The Polish Prime Minister asked the Sejm to hold a closed meeting on cyber attacks

 The lower house of the bicameral parliament of Poland (Sejm) will hold a closed session on hacking attacks against representatives of the country's authorities on Wednesday. This was announced on Tuesday at a briefing by the official representative of the Government of the republic, Peter Muller.

"The Prime Minister [Mateusz Morawiecki] asked the Speaker of the Sejm, Elzbieta Witek, to organize a meeting of the chamber in closed mode, so that the government could inform about the cyber attacks that were aimed at Poland," he informed, stressing that during the meeting, the deputies will be acquainted with the classified data.

"Recently, we have been the target of an unprecedented cyber attack aimed at Poland, at Polish institutions, at individual email users," said Muller.

Witek has already confirmed that a closed meeting on the topic of cyber attacks will be held on Wednesday. "We will listen to the Prime Minister's explanations and information," she informed journalists.

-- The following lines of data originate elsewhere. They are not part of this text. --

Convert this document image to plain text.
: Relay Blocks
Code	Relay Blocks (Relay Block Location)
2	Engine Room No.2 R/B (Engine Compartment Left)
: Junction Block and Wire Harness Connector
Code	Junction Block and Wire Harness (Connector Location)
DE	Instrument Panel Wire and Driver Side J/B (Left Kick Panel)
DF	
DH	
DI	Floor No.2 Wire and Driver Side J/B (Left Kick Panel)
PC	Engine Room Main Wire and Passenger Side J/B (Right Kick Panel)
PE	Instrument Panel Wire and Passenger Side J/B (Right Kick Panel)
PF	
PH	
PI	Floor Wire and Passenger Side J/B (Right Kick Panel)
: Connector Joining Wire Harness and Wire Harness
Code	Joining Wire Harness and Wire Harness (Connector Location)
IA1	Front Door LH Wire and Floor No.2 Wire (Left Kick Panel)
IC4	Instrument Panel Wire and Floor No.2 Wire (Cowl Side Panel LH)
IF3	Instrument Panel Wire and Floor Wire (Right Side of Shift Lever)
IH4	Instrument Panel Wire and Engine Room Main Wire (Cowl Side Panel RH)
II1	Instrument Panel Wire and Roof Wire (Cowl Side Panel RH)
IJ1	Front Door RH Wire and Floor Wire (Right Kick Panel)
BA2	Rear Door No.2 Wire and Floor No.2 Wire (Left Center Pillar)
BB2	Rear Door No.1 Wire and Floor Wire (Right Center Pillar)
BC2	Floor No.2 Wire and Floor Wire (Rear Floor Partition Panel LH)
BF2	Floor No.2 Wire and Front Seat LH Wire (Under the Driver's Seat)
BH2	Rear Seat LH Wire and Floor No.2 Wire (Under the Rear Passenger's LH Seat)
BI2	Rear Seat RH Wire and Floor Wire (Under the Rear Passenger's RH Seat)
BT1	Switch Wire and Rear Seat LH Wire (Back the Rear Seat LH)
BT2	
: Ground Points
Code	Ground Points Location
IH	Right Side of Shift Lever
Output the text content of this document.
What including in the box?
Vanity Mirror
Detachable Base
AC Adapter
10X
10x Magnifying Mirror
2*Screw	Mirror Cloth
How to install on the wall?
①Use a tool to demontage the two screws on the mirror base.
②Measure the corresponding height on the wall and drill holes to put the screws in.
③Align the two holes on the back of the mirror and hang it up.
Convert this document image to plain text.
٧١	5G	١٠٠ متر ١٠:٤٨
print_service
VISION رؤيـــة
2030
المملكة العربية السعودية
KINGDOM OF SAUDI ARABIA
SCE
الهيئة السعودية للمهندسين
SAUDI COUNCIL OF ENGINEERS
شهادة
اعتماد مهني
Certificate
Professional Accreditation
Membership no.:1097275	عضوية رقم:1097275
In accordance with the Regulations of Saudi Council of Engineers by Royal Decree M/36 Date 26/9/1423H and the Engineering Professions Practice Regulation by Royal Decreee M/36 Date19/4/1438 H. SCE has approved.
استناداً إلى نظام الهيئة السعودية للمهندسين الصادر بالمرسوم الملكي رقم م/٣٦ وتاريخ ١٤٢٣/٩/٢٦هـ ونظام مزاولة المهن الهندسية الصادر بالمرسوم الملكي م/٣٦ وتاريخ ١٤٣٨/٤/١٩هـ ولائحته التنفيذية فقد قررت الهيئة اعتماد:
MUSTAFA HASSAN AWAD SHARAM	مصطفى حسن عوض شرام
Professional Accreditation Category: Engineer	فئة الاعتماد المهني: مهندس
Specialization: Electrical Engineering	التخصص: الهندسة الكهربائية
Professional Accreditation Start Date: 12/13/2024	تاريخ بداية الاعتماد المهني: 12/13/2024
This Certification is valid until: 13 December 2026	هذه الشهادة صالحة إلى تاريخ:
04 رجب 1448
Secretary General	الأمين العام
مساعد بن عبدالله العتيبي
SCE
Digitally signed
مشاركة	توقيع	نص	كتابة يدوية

On June 9, the head of the office of the head of the Polish government, responsible for the implementation of the National Vaccination Program, Michal Dvorczyk, said that he was attacked by hackers. E-mail and social media pages belonging to him and his wife were hacked. In a statement, the politician suggested that Russian-speaking hackers were involved in the attack, as the information was published in the Russian social network Telegram. The incident is being investigated by the Polish special services and the prosecutor's office.

On Tuesday, Radoslaw Vogel, deputy press secretary of the Poland's ruling conservative Law and Justice (PiS), said that"today someone made an attempt to get data from parliamentary emails." "Anyone can be under threat, there is a constant arms race in matters of online security," he wrote on Twitter.

In addition, on June 11, the UK accused Russia of aiding cyberattacks and called on the G7 to unanimously oppose such acts.